Thursday, February 13, 2014

Flavour Of The Day With Noora

Only One Child At A Time

Do you ever feel guilty about not spending enough time with your youngest child? I have recently realized that all my time and effort are directed at my son Yousef, with little attention directed at my younger daughter.

The activities, play dates, quality time, and even the shopping for toys and clothing, are more directed at him.

I don't think that any mama loves one child more than the other, it' s just that when you have two babies that are close in age, you barely have enough time for one, so you might focus on the eldest feeling that he will understand and appreciate the efforts more.

Is that fair though
? Surely not, but how can I change it? Every time we sit to color, read, eat, watch TV or even go to the park, it's such a struggle juggling the both of them that I always end up choosing. And since my son is harder to deal with than her, I stick with him and she goes off to whoever is with us with no complaints or problems.

Will this thing stay this way forever? For both our sakes I hope not, but for now, how can I make things right?

Saturday, February 8, 2014

Flavour Of The Day With Noora

Choosing the Right School

Peer pressure for moms in schools is just as bad as it is for children. As a mamas, you can sometimes feel pressured to do what the other mamas are doing, even if you don't necessarily think it is the best thing for your situation.

The next major phase in our life is my 3 year old enrolling in "big boys'" school this September. And if you have ever had to go through the struggles of choosing the right school for your child, you know it is far from a picnic.

Some schools, teachers, and parents alike are pushing their very young children into systems that focus so much on academia at young ages, forgetting that these children are still very young. They try to convince you that extreme academics is the way, that one size really does fit all.

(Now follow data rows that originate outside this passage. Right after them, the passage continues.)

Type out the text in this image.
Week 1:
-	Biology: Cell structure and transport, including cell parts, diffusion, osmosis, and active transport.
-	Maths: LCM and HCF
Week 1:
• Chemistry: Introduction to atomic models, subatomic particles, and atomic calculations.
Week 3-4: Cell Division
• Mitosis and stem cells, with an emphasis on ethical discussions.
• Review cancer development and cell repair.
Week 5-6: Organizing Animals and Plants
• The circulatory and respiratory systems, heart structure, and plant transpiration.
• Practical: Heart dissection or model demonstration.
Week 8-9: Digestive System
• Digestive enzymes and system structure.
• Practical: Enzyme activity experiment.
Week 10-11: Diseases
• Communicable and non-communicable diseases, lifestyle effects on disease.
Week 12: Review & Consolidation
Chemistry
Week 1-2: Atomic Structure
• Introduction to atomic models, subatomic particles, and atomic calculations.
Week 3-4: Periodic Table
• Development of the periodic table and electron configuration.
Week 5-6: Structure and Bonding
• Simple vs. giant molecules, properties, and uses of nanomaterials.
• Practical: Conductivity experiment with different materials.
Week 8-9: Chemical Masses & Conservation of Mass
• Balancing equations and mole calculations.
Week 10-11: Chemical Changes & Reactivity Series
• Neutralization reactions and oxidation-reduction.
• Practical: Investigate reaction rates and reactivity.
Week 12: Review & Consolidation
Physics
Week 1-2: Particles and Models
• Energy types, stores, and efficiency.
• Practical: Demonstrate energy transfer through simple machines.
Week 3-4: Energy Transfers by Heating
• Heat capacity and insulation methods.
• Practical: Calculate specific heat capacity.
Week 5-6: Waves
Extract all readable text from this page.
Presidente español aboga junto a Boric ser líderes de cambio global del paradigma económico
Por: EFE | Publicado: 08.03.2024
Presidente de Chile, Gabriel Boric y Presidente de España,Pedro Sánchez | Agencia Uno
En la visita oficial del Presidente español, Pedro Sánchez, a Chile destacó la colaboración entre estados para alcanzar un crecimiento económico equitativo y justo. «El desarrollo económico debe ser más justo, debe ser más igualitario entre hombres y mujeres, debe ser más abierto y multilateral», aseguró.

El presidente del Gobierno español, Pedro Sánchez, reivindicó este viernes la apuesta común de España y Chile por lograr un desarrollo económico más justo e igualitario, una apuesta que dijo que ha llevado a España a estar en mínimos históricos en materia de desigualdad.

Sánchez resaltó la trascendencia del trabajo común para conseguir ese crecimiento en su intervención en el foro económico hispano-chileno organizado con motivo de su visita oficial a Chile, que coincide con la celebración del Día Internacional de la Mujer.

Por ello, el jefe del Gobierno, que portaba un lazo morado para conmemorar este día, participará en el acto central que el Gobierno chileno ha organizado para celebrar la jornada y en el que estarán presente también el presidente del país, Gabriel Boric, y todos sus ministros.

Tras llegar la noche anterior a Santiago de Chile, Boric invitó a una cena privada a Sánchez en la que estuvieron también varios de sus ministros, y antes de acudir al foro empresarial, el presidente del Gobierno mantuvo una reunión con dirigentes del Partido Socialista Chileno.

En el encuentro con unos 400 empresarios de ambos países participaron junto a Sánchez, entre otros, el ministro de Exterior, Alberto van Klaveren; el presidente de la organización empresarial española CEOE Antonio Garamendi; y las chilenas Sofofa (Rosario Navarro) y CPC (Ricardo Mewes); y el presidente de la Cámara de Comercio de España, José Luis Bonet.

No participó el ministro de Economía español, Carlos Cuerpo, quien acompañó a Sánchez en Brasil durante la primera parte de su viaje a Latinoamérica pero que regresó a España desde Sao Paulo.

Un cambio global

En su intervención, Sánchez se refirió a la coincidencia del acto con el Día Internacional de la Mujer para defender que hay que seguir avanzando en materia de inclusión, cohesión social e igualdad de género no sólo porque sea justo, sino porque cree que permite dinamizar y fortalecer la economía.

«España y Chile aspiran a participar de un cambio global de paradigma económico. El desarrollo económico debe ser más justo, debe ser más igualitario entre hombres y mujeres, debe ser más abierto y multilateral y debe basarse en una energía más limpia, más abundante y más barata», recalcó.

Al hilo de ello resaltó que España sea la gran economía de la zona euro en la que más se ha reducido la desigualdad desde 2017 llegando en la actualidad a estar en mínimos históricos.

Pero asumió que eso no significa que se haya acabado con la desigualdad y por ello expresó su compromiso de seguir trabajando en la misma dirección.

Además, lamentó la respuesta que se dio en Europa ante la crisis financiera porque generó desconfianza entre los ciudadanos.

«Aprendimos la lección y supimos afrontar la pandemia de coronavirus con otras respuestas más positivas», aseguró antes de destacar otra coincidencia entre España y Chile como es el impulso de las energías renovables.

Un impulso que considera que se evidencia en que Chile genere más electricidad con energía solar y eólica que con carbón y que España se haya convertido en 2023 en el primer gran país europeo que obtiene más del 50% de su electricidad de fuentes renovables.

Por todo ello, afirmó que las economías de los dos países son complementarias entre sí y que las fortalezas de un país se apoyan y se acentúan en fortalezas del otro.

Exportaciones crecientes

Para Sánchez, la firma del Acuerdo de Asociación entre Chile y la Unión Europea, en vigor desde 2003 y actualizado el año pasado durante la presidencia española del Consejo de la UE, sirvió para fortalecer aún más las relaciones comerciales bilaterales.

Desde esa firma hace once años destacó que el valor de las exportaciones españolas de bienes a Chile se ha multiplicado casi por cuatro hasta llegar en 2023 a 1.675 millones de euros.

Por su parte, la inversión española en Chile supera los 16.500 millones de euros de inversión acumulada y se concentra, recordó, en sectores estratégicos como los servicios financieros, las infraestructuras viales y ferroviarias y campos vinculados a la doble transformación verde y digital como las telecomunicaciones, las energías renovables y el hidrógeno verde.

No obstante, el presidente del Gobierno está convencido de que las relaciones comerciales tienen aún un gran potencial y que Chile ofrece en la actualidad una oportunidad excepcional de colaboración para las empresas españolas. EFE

However, you can't help but doubt, what is right and what is wrong? Is my child doing math at age 5 a good thing? Or is it robbing him of his childhood like other opinions say?

Should I go for the school that had a somewhat extensive entry exam for three-year olds, or go for the one who played and spoke with him, focusing only on the concern of developmental delays?

Should we as parents, opt for having our children's brains stuffed with information, because it can take it? Or do we say, no, this isn't the way it should be, and my child can still be a successful person 15 years down the line?

Sunday, February 2, 2014

Flavour Of The Day With Noora

Lesson #1: Compassion

My father was a sheep shepard, a real sheep shepard that lived in poverty, in a tent. He went to fist grade at the age of nine, only after a snow storm had caused their sheep to die. After a fairy-tale like story, he became a doctor.

Never however, did he forget his roots. He remained humble throughout his years and taught us just that. It was part of our upbringing that feeling and helping others in need, is a must.

In the streets these days, it has become a common sight to see people, of all ages, digging through the garbage, looking for anything they can get. As a response, most of us, as a society, have taught ourselves to look away. A reality that I believe is just as cruel as that which led this person to be in the garbage in the first place.

If you can teach your child one thing, I would say teach them compassion. As with compassion, comes truth, the truth of feelings. With compassion, you can almost be sure that you are teaching your child to take action. And with compassion, comes the must needed change.